В Варшаве сейчас существует польско-советский институт. Сотрудники его собирали материалы о восстании 1863 года. Именно в этом Келецком воеводстве и соседнем с ним Варшавском удалось обнаружить имена сотен русских солдат и офицеров, осужденных царскими судами за участие в восстании. Кроме известного революционера Андрея Потебни (он выведен в моей повести), всплыло имя Трусова. В отличие от Потебни, он избежал гибели, скрылся за границу, стал секретарем русской секции I Интернационала. И еще множество русских имен — Краснопевцев, Богданов, Балахов, Левкин, Подхалюзин, Никифоров, Куприенко, Лашевич, Жуков…

Вот свидетельство участника восстания Казимира Зенкевича об унтер-офицере 28-го Полоцкого пехотного полка Якове Левкине; он командовал под кличкой «поручик казак Леткин» повстанческой ротой, состоявшей почти целиком из русских солдат:

«…Все командиры польских отрядов, где служил Левкин, ценили его чрезвычайно…»

Надежда Константиновна Крупская пишет в воспоминаниях о своем отце поручике Константине Крупском:

«Отец примкнул к тогдашней революционной организации офицерства, помогал побегам поляков, отводил свою роту в сторону, за что его чуть не пристрелил унтер…»

Связь России и Польши звучит глубоко современно в свете братской дружбы наших двух социалистических стран. Так же как и образ самого Ярослава Домбровского. Я не сомневаюсь, что, если бы его жизнь не была прервана так рано и он жил бы столь же долго, как другой генерал Коммуны и его друг — Валерий Врублевский (также один из персонажей моей повести), которому удалось ускользнуть от версальских мясоедов, — Домбровский, я уверен, стал бы марксистом. И в этом смысле его теоретическим семинаром было личное общение с передовыми русскими людьми того времени. А практическим стажем — его борьба в рядах парижских коммунаров.

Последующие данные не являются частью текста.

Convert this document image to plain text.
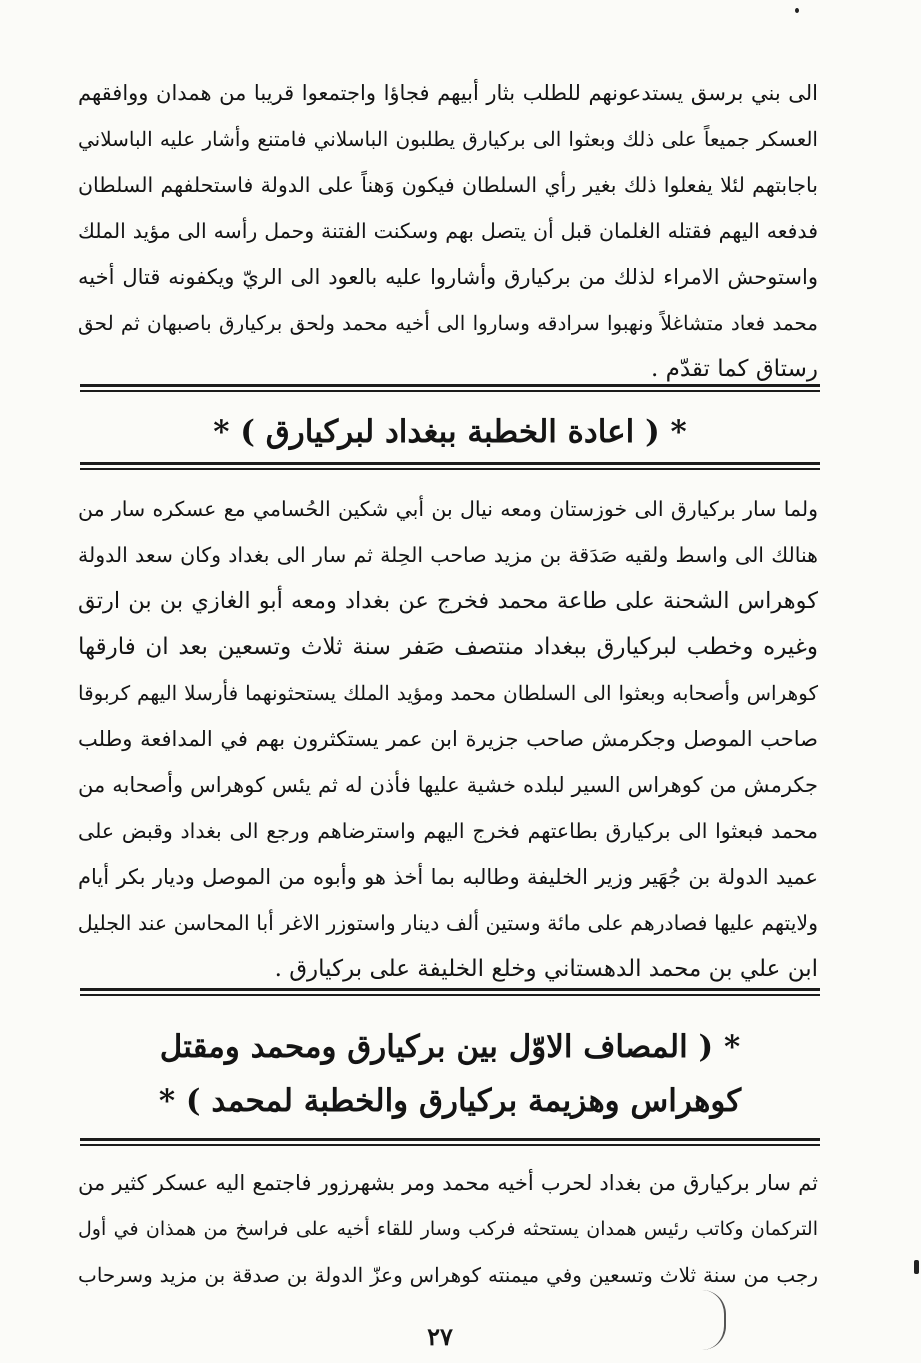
الى بني برسق يستدعونهم للطلب بثار أبيهم فجاؤا واجتمعوا قريبا من همدان ووافقهم
العسكر جميعاً على ذلك وبعثوا الى بركيارق يطلبون الباسلاني فامتنع وأشار عليه الباسلاني
باجابتهم لئلا يفعلوا ذلك بغير رأي السلطان فيكون وَهناً على الدولة فاستحلفهم السلطان
فدفعه اليهم فقتله الغلمان قبل أن يتصل بهم وسكنت الفتنة وحمل رأسه الى مؤيد الملك
واستوحش الامراء لذلك من بركيارق وأشاروا عليه بالعود الى الريّ ويكفونه قتال أخيه
محمد فعاد متشاغلاً ونهبوا سرادقه وساروا الى أخيه محمد ولحق بركيارق باصبهان ثم لحق
رستاق كما تقدّم .
* ( اعادة الخطبة ببغداد لبركيارق ) *
ولما سار بركيارق الى خوزستان ومعه نيال بن أبي شكين الحُسامي مع عسكره سار من
هنالك الى واسط ولقيه صَدَقة بن مزيد صاحب الحِلة ثم سار الى بغداد وكان سعد الدولة
كوهراس الشحنة على طاعة محمد فخرج عن بغداد ومعه أبو الغازي بن بن ارتق
وغيره وخطب لبركيارق ببغداد منتصف صَفر سنة ثلاث وتسعين بعد ان فارقها
كوهراس وأصحابه وبعثوا الى السلطان محمد ومؤيد الملك يستحثونهما فأرسلا اليهم كربوقا
صاحب الموصل وجكرمش صاحب جزيرة ابن عمر يستكثرون بهم في المدافعة وطلب
جكرمش من كوهراس السير لبلده خشية عليها فأذن له ثم يئس كوهراس وأصحابه من
محمد فبعثوا الى بركيارق بطاعتهم فخرج اليهم واسترضاهم ورجع الى بغداد وقبض على
عميد الدولة بن جُهَير وزير الخليفة وطالبه بما أخذ هو وأبوه من الموصل وديار بكر أيام
ولايتهم عليها فصادرهم على مائة وستين ألف دينار واستوزر الاغر أبا المحاسن عند الجليل
ابن علي بن محمد الدهستاني وخلع الخليفة على بركيارق .
* ( المصاف الاوّل بين بركيارق ومحمد ومقتل
كوهراس وهزيمة بركيارق والخطبة لمحمد ) *
ثم سار بركيارق من بغداد لحرب أخيه محمد ومر بشهرزور فاجتمع اليه عسكر كثير من
التركمان وكاتب رئيس همدان يستحثه فركب وسار للقاء أخيه على فراسخ من همذان في أول
رجب من سنة ثلاث وتسعين وفي ميمنته كوهراس وعزّ الدولة بن صدقة بن مزيد وسرحاب
٢٧
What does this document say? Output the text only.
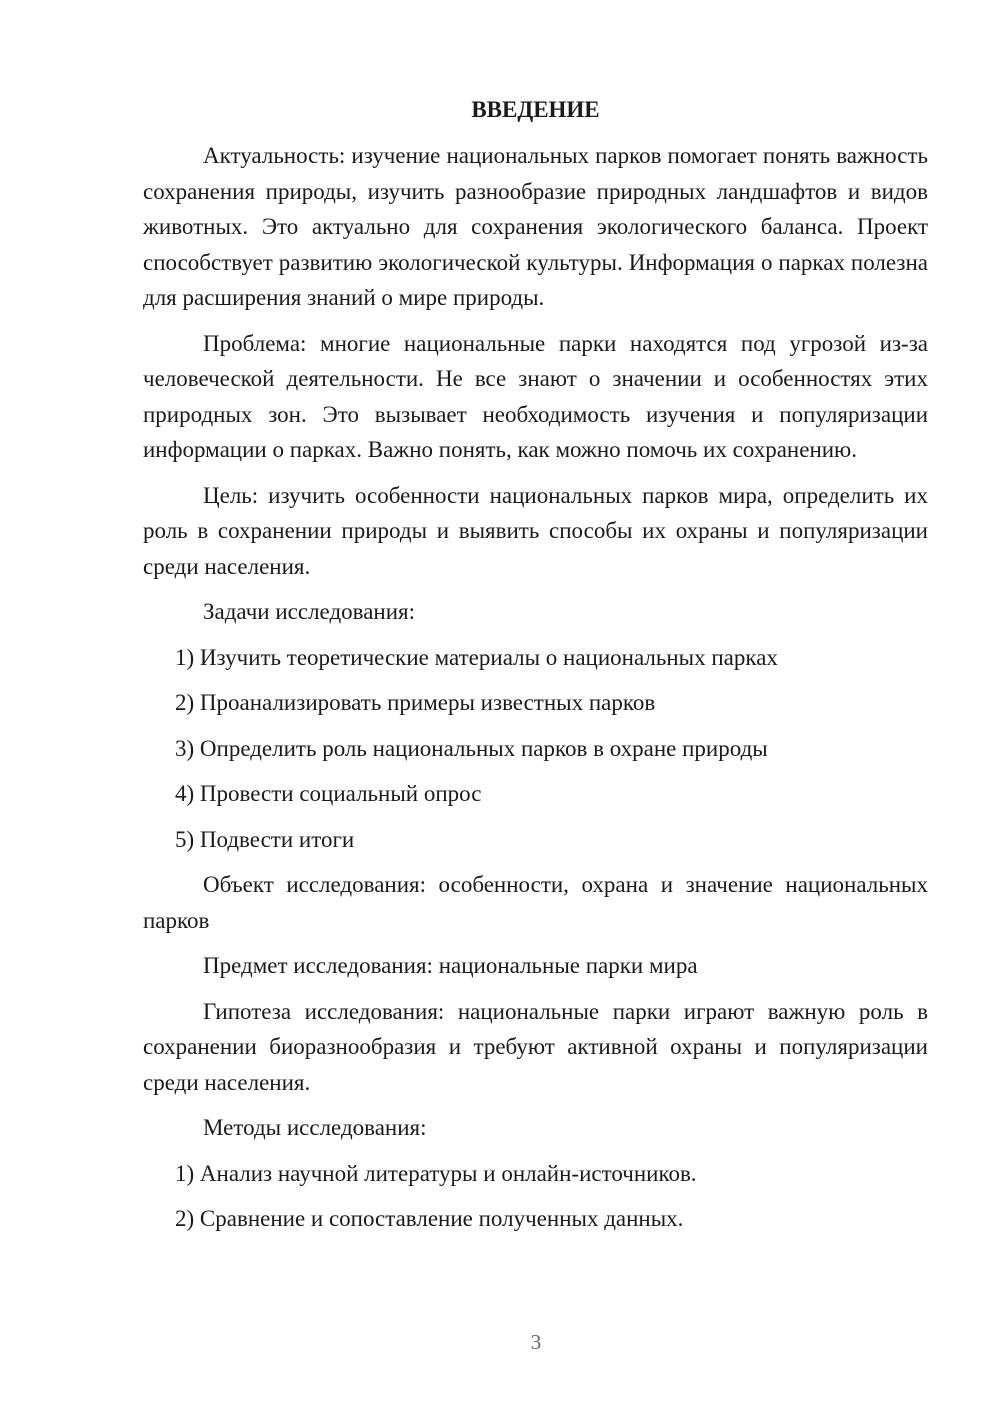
ВВЕДЕНИЕ

Актуальность: изучение национальных парков помогает понять важность сохранения природы, изучить разнообразие природных ландшафтов и видов животных. Это актуально для сохранения экологического баланса. Проект способствует развитию экологической культуры. Информация о парках полезна для расширения знаний о мире природы.

Проблема: многие национальные парки находятся под угрозой из-за человеческой деятельности. Не все знают о значении и особенностях этих природных зон. Это вызывает необходимость изучения и популяризации информации о парках. Важно понять, как можно помочь их сохранению.

Цель: изучить особенности национальных парков мира, определить их роль в сохранении природы и выявить способы их охраны и популяризации среди населения.

Задачи исследования:

1) Изучить теоретические материалы о национальных парках
2) Проанализировать примеры известных парков
3) Определить роль национальных парков в охране природы
4) Провести социальный опрос
5) Подвести итоги

Объект исследования: особенности, охрана и значение национальных парков

Предмет исследования: национальные парки мира

Гипотеза исследования: национальные парки играют важную роль в сохранении биоразнообразия и требуют активной охраны и популяризации среди населения.

Методы исследования:

1) Анализ научной литературы и онлайн-источников.
2) Сравнение и сопоставление полученных данных.
3
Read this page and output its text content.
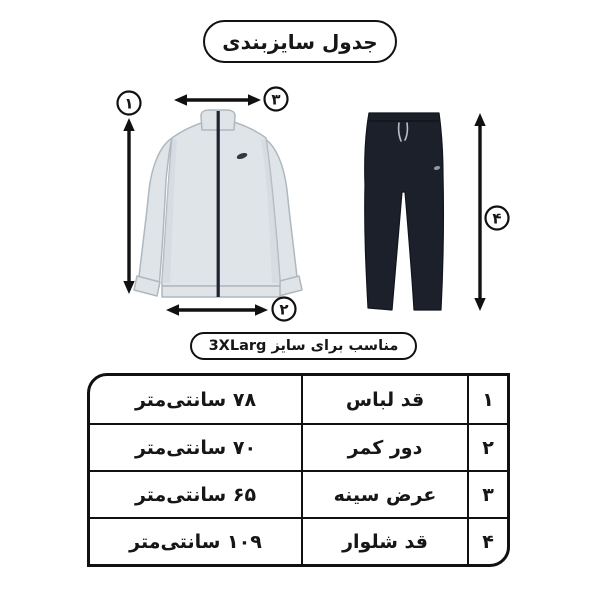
جدول سایزبندی
۱	۳
۲
۴
مناسب برای سایز 3XLarg
۱
قد لباس
۷۸ سانتی‌متر
۲
دور کمر
۷۰ سانتی‌متر
۳
عرض سینه
۶۵ سانتی‌متر
۴
قد شلوار
۱۰۹ سانتی‌متر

Пользуясь своим пребыванием в Париже, я получил возможность прибавить к накопленным материалам о Домбровском и личное впечатление от мест, связанных с Парижской коммуной.

Было очень поучительно наблюдать жизнь Латинского квартала. Это средоточие студенческой молодежи и политических эмигрантов во все эпохи отличалось повышенной социальной отзывчивостью. В 1940 году, когда гитлеровцы оккупировали Париж, именно здесь, в подвалах Высшей нормальной школы, печаталась одна из первых подпольных газет, выпускавшаяся группой студентов. В эпоху, когда жил Домбровский, Латинский квартал был колыбелью коммунаров. Они слушали лекции о социалистических учениях на вечерних курсах на улице Отфей.

За столиками кафе горячо проповедовал будущий член Коммуны писатель Жюль Валлес, автор популярного у нас романа «Баккалавр» (вторая часть трилогии «Жак Вентра»). Но в ту пору кануна Парижской коммуны он еще не написал его, а был известен как автор смелых памфлетов, печатавшихся в антиправительственных газетах «Улица», «Голос народа».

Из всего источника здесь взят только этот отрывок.